Official figures show that the mining sector contributed 53% of the US$10,5 billion total exports between 2009 and 2014.
Muganyi said the platinum sector’s capital requirements of US$2,8 billion would enable the production of 22 tonnes whereas the gold sector’s US$600 million would capacitate the production of 30 tonnes per annum by 2020.
Nickel production will rise to 27 tonnes per annum while chrome 1,3 million tonnes.
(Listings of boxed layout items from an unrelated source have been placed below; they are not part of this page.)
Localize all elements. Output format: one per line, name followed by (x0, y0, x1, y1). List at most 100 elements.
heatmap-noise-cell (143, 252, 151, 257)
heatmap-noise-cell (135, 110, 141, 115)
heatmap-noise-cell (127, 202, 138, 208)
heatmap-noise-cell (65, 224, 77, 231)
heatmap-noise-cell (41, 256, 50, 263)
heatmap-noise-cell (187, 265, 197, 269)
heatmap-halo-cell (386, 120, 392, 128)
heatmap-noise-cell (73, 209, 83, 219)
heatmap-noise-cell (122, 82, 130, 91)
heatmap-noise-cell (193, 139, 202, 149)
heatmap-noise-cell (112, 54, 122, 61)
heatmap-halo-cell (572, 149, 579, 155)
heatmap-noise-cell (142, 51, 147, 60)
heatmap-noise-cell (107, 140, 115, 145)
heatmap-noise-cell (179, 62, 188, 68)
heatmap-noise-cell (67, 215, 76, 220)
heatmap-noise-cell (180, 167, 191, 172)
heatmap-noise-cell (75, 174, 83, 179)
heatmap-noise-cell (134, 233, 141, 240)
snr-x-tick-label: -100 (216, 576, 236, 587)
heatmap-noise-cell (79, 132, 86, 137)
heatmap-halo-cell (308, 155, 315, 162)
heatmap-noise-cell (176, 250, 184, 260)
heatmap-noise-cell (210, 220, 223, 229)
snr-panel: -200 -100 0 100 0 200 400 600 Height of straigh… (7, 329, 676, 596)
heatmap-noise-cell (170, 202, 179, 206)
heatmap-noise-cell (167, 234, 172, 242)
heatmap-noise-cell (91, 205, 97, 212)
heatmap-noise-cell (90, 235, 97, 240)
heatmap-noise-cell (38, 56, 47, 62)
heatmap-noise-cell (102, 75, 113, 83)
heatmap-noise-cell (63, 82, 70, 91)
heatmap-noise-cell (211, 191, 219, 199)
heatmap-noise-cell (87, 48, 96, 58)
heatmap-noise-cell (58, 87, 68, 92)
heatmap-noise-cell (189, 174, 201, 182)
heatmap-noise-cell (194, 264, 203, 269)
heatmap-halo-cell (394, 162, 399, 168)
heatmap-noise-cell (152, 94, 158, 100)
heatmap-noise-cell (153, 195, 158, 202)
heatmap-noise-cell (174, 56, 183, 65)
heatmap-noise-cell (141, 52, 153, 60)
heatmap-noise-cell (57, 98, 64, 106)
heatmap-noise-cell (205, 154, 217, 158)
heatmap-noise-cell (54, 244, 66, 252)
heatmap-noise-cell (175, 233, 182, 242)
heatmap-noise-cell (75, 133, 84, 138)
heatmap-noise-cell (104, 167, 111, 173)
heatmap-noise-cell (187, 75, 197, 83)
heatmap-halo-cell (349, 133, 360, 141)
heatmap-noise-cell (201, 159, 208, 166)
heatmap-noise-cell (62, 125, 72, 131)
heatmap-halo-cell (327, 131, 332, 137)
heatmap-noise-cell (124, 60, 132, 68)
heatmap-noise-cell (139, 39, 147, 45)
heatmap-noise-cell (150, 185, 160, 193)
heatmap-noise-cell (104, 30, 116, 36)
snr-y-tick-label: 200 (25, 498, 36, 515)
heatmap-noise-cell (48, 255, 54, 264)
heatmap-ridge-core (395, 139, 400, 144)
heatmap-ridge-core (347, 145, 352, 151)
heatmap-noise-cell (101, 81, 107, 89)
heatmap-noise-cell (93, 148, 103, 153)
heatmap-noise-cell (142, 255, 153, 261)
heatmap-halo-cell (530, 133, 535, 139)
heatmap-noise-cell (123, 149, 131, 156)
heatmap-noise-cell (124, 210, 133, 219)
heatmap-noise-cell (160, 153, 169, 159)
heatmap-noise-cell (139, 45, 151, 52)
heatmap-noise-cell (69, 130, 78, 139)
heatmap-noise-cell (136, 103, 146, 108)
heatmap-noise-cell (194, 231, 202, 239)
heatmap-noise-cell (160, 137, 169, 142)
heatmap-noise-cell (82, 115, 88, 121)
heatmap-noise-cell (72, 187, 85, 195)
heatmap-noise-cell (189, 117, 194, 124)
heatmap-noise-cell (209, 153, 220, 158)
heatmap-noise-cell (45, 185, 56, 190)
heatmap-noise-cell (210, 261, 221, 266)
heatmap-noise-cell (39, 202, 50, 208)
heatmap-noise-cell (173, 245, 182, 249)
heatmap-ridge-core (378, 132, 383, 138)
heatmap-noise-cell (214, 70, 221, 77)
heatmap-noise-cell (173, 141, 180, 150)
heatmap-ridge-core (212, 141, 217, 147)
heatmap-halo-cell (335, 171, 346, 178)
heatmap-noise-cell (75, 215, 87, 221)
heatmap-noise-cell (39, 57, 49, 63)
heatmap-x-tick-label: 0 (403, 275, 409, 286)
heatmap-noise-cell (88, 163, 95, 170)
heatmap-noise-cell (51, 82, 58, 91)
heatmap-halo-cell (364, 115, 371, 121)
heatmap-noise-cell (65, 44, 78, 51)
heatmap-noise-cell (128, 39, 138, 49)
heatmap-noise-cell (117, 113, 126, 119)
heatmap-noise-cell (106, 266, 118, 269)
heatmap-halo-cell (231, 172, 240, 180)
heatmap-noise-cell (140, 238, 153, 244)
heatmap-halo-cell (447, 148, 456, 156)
Coal is seen surging to 18 million tonnes per year.
The current fiscal and tax modelling reflects a strong correlation of the mining sector’s performance and contribution to new capital.
The mining sector contributes 10% of GDP and has contributed more than 50% of the US$1,9 billion in foreign direct investment inflows registered since 2009.
According to Muganyi, gold production has been on an upward trend.
From January to August 12 this year, three tonnes of bullion have been delivered with the figure expected to rise by 20% to 18,4 tonnes by year-end.
The platinum sector has produced 7,8 tonnes during the eight months to August and is expected to reach 11,8 tonnes by year-end although the figure remains below last year’s 12,4 tonnes.
As of end of August, chrome deliveries were pegged at 140 tonnes and are expected to rise to 210 tonnes by end of the year. Last year 408 tonnes was produced. A 48,5% decline is expected this year.
Coal output is expected to plummet by 38,1% to 3,9 tonnes from 6,3 tonnes produced last year.
The diamond sector produced 2 241 carats in the first eight months of the year and is anticipated to reach 3 360 by year end, a 29% drop from last year’s output of 4 773 carats.